Although completely different in tone, the speaker in Lucille Clifton’s “forgiving my father” overcomes her past. The first stanza begins with the speaker’s absent father asking for more time, to which she harshly responds: “today is payday, payday old man” (5), time to pay a debt to her deceased mother. The second stanza continues the theme of her father’s time running out with “there will / never be time enough daddy daddy old lecher/ old liar (9-10), revealing some repressed feelings the speaker feels toward her father. The floodgates now opened, the speaker continues her tirade against her father, wishing her father “were rich so i could take it all / and give the lady what she was due” (10-11). The dramatic shift in mood comes when the speaker concedes that her father had already given his wife “all he had/which was nothing”, because he was the “son of a needy father, / the father of a needy son” (12-13). The speaker finally lays the matter to rest with the third stanza, saying the problem is not hers, but her parents’, calling them “each other’s bad bargain, not mine” (19). Continuing, the speaker wonders aloud “what am i doing here collecting?” (21), because both her parents are dead and gone, “[lying] side by side in debtors’ boxes/ and no accounting will open them up” (22-23). 

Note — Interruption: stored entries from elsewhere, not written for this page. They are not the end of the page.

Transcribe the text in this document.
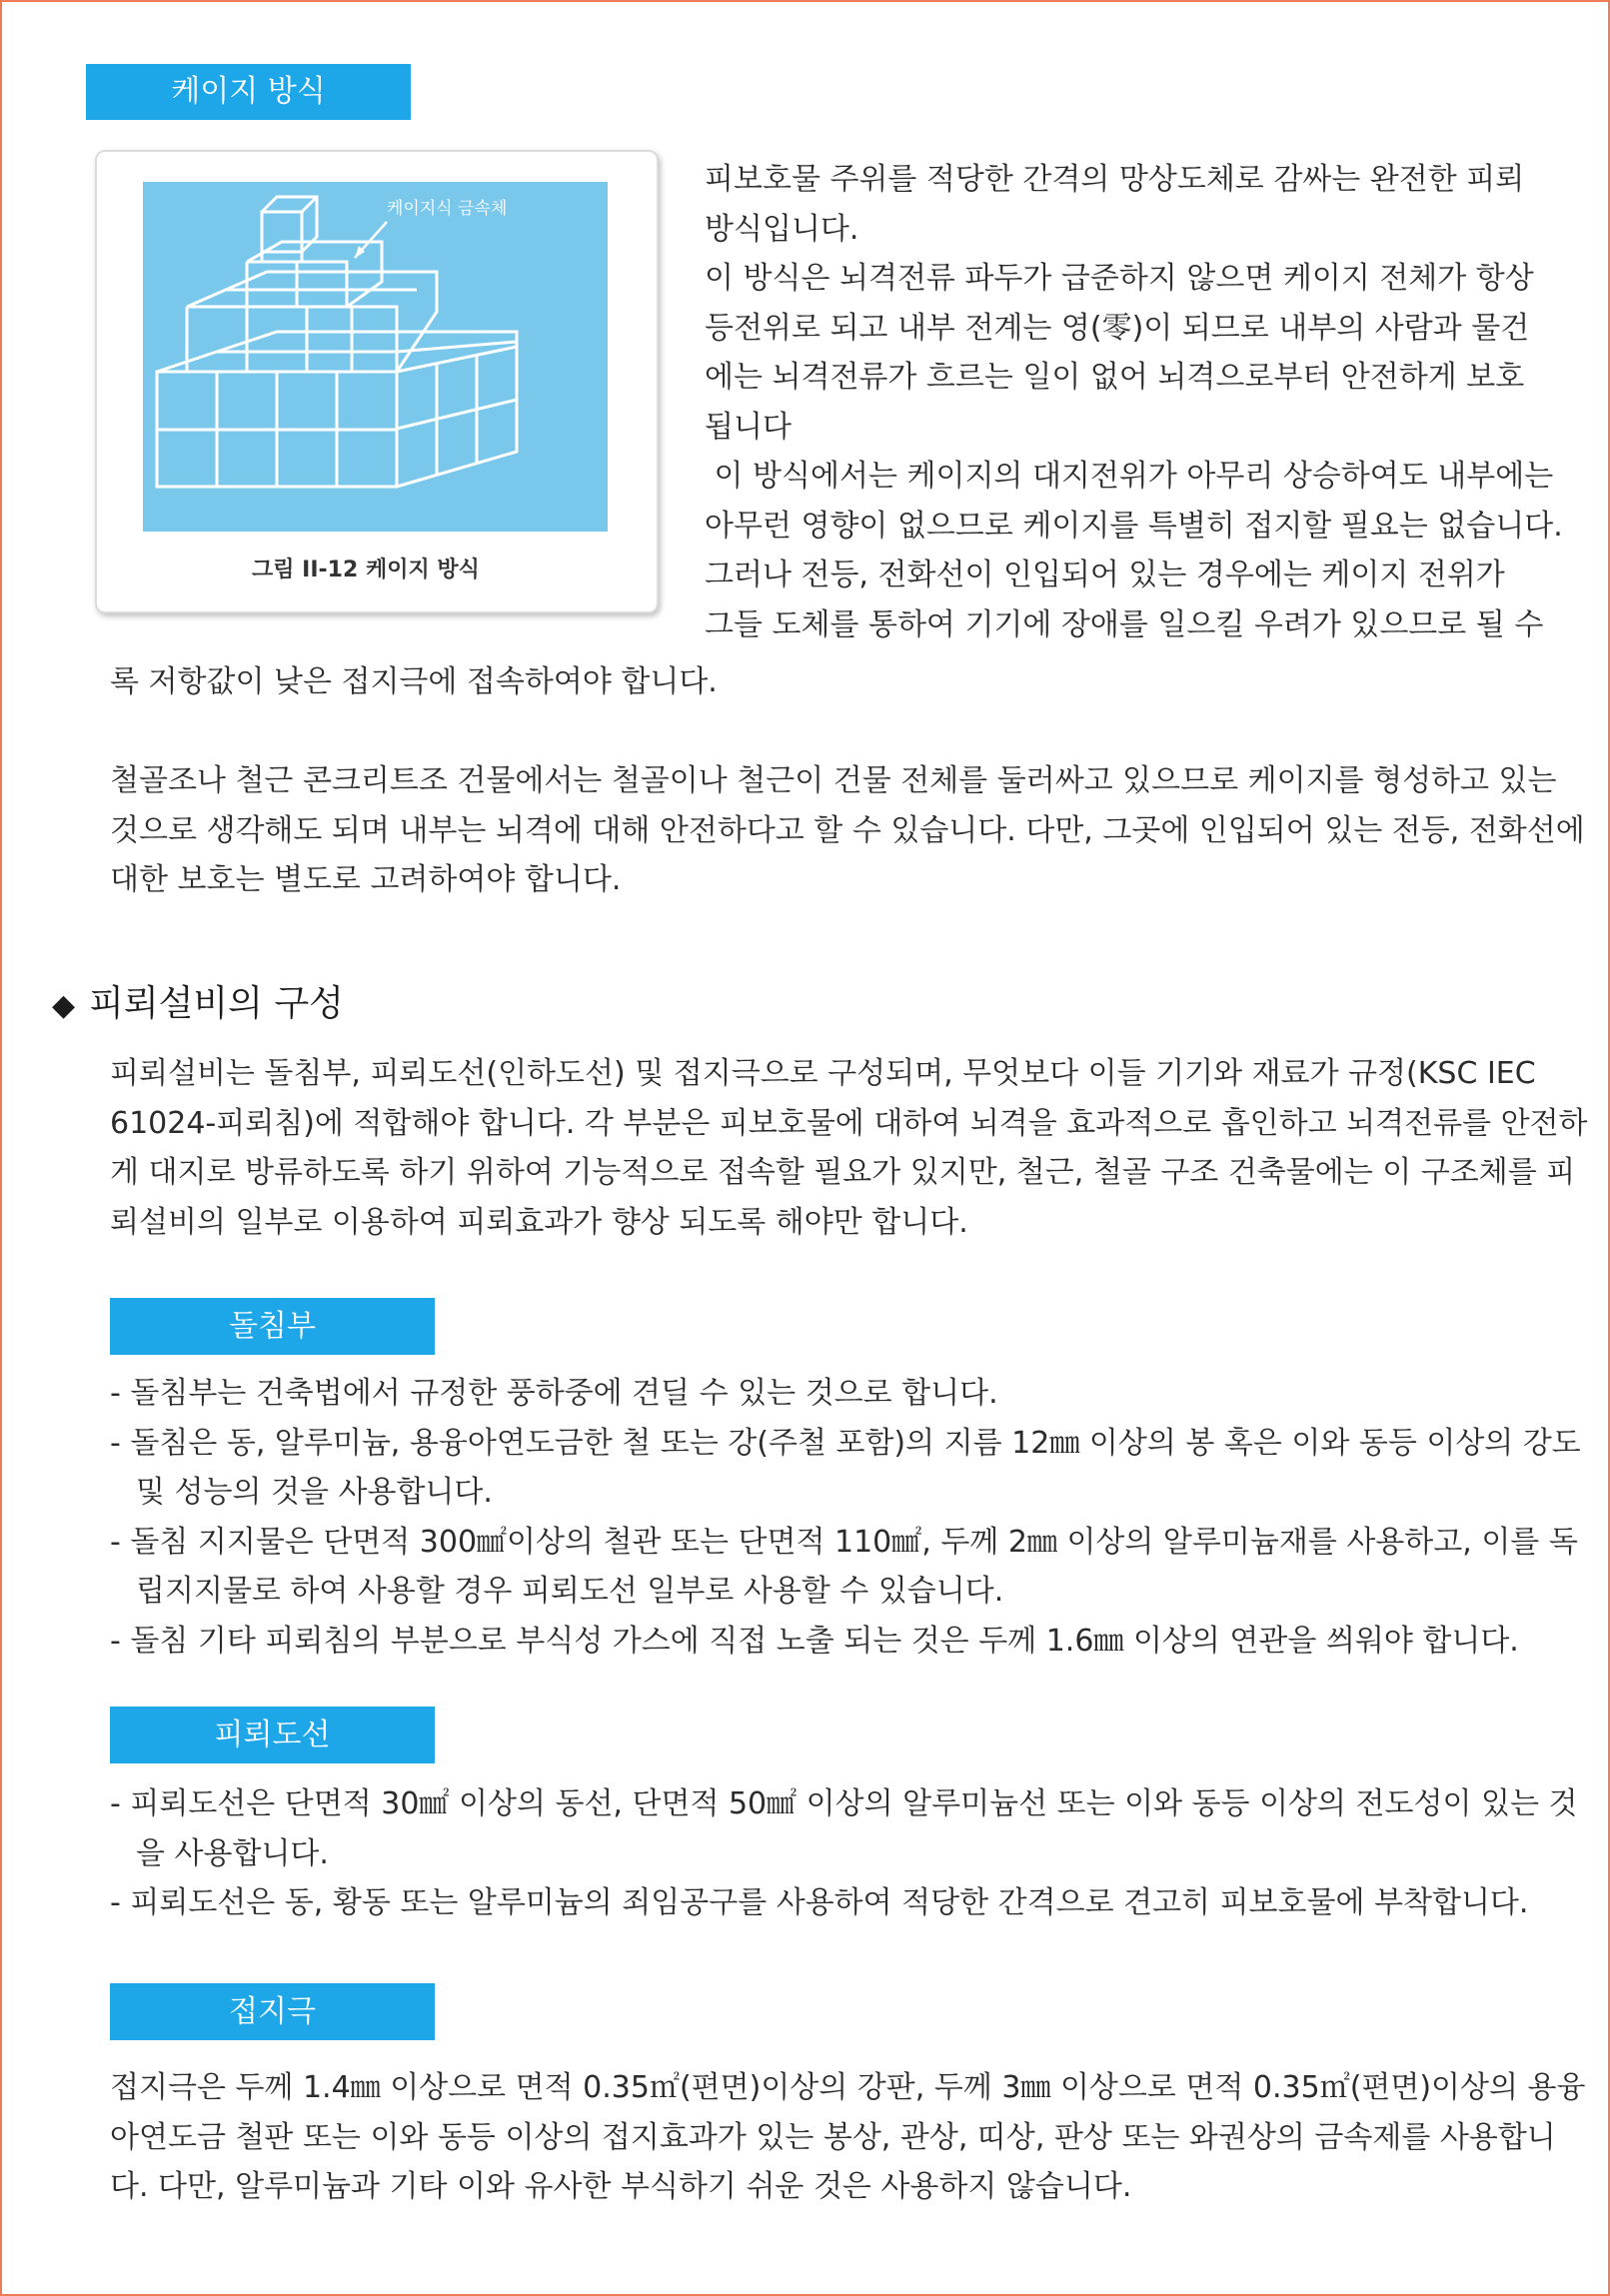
케이지 방식
케이지식 금속체
그림 II-12 케이지 방식
피보호물 주위를 적당한 간격의 망상도체로 감싸는 완전한 피뢰
방식입니다.
이 방식은 뇌격전류 파두가 급준하지 않으면 케이지 전체가 항상
등전위로 되고 내부 전계는 영(零)이 되므로 내부의 사람과 물건
에는 뇌격전류가 흐르는 일이 없어 뇌격으로부터 안전하게 보호
됩니다
이 방식에서는 케이지의 대지전위가 아무리 상승하여도 내부에는
아무런 영향이 없으므로 케이지를 특별히 접지할 필요는 없습니다.
그러나 전등, 전화선이 인입되어 있는 경우에는 케이지 전위가
그들 도체를 통하여 기기에 장애를 일으킬 우려가 있으므로 될 수
록 저항값이 낮은 접지극에 접속하여야 합니다.
철골조나 철근 콘크리트조 건물에서는 철골이나 철근이 건물 전체를 둘러싸고 있으므로 케이지를 형성하고 있는 것으로 생각해도 되며 내부는 뇌격에 대해 안전하다고 할 수 있습니다. 다만, 그곳에 인입되어 있는 전등, 전화선에 대한 보호는 별도로 고려하여야 합니다.
◆ 피뢰설비의 구성
피뢰설비는 돌침부, 피뢰도선(인하도선) 및 접지극으로 구성되며, 무엇보다 이들 기기와 재료가 규정(KSC IEC 61024-피뢰침)에 적합해야 합니다. 각 부분은 피보호물에 대하여 뇌격을 효과적으로 흡인하고 뇌격전류를 안전하게 대지로 방류하도록 하기 위하여 기능적으로 접속할 필요가 있지만, 철근, 철골 구조 건축물에는 이 구조체를 피뢰설비의 일부로 이용하여 피뢰효과가 향상 되도록 해야만 합니다.
돌침부
- 돌침부는 건축법에서 규정한 풍하중에 견딜 수 있는 것으로 합니다.
- 돌침은 동, 알루미늄, 용융아연도금한 철 또는 강(주철 포함)의 지름 12㎜ 이상의 봉 혹은 이와 동등 이상의 강도 및 성능의 것을 사용합니다.
- 돌침 지지물은 단면적 300㎟이상의 철관 또는 단면적 110㎟, 두께 2㎜ 이상의 알루미늄재를 사용하고, 이를 독립지지물로 하여 사용할 경우 피뢰도선 일부로 사용할 수 있습니다.
- 돌침 기타 피뢰침의 부분으로 부식성 가스에 직접 노출 되는 것은 두께 1.6㎜ 이상의 연관을 씌워야 합니다.
피뢰도선
- 피뢰도선은 단면적 30㎟ 이상의 동선, 단면적 50㎟ 이상의 알루미늄선 또는 이와 동등 이상의 전도성이 있는 것을 사용합니다.
- 피뢰도선은 동, 황동 또는 알루미늄의 죄임공구를 사용하여 적당한 간격으로 견고히 피보호물에 부착합니다.
접지극
접지극은 두께 1.4㎜ 이상으로 면적 0.35㎡(편면)이상의 강판, 두께 3㎜ 이상으로 면적 0.35㎡(편면)이상의 용융아연도금 철판 또는 이와 동등 이상의 접지효과가 있는 봉상, 관상, 띠상, 판상 또는 와권상의 금속제를 사용합니다. 다만, 알루미늄과 기타 이와 유사한 부식하기 쉬운 것은 사용하지 않습니다.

Clifton, like the speaker of the poem and Robert Hayden, experienced poverty in their childhood, a detail highly prevalent in “forgiving my father”; the poem begins saying “it’s payday” (Clifton 5), then the speaker wishing her father were wealthy, so that she could give her mother her due. Ultimately poverty made the family’s life difficult, and is hinted that this is the cause of her mother’s death. Poverty may have driven her father to crime, as the speaker calls her father “old pauper, old prisoner, old dead man” (Clifton 20), or have been a reference to the shackles poverty imposed on them. In either case, poverty killed her father, and still owes, because her parents are buried in “debtor’s boxes” (22) .  

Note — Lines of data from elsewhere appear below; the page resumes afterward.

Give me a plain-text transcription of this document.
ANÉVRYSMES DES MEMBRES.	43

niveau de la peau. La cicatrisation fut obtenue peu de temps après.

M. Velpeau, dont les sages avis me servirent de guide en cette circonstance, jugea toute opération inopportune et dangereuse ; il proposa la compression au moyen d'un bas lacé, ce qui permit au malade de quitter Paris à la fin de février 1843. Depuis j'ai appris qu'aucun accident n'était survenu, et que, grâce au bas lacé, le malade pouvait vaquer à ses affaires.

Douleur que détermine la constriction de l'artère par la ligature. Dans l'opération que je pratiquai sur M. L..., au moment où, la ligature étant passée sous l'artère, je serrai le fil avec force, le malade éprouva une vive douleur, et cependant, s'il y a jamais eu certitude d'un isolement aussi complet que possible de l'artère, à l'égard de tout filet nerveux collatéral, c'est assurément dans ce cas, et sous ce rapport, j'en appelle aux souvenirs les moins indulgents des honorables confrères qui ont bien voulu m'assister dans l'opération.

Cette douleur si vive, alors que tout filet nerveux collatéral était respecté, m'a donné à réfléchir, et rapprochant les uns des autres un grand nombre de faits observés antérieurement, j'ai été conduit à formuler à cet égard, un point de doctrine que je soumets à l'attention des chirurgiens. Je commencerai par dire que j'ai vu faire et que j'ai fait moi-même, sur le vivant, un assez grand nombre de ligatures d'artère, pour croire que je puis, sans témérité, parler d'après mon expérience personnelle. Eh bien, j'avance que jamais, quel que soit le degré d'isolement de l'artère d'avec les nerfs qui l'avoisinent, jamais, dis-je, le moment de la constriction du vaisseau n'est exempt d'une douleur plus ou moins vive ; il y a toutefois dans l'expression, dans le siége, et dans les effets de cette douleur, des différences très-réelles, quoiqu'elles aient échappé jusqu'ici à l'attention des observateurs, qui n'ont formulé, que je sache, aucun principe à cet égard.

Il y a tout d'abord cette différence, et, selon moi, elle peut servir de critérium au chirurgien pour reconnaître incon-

Lucille Clifton’s relationship with her father is a strange one; though the speaker in “forgiving my father” is not exactly Clifton, certain aspects are biographical. At first, Samuel Sayles, Lucille’s father seemed like an upright member of society; he worked difficult jobs whist dealing with disease from working conditions until he lost a leg, in his younger years he would read stories to his children and helped spark Lucille’s passion for writing (Lupton 268). However, this seemingly kind figure, as described by Lucille’s half-sister Elaine was , “a lady’s man with many girlfriends, even when he was married to Thelma (Lucille’s mother)”,  and verbally abused her (Lupton 268). Showing no interest in his wife, Thelma and Samuel slept in separate bedrooms. In Lucille’s youth the paternal incest started, but thankfully never went to rape. Though Clifton originally did not speak of the abuse for fear of betraying her father, she wrote about it in her poetry. One such line from “forgiving my father” is “daddy daddy, old lecher, old liar” (9), showing Clifton’s mixed feelings toward her father; ones of love, and ones of hate. 

 Both characters had fathers showing various levels of responsibility; a hardworking father who woke up “in the blueback cold” (Hayden 2) every morning to stoke the fires, and Clifton’s speaker’s absent father that needs to pay. However, the pasts of these characters alone is not what matters, the focus is placed on how they overcame them. Again, there are similarities when working their pasts: each of them has a change of mind. Clifton’s speaker moves from fast-paced ranting to a admission that her father couldn't provide for her mother because he was “the only son of a needy father, the father of a needy son” (Clifton 12-13), acknowledging that it wasn’t entirely her father’s fault. For Hayden, it is the son who is at fault for not thanking his father for the diligence he showed each day, and as a bonus, polishing Hayden’s shoes. Hayden asks “what did I know / of love’s austere and lonely offices” (Hayden 14), revealing his childhood indifference to his father’s acts of service. Even through troubled pasts, these characters prove that one’s past can be overcome through creative writing.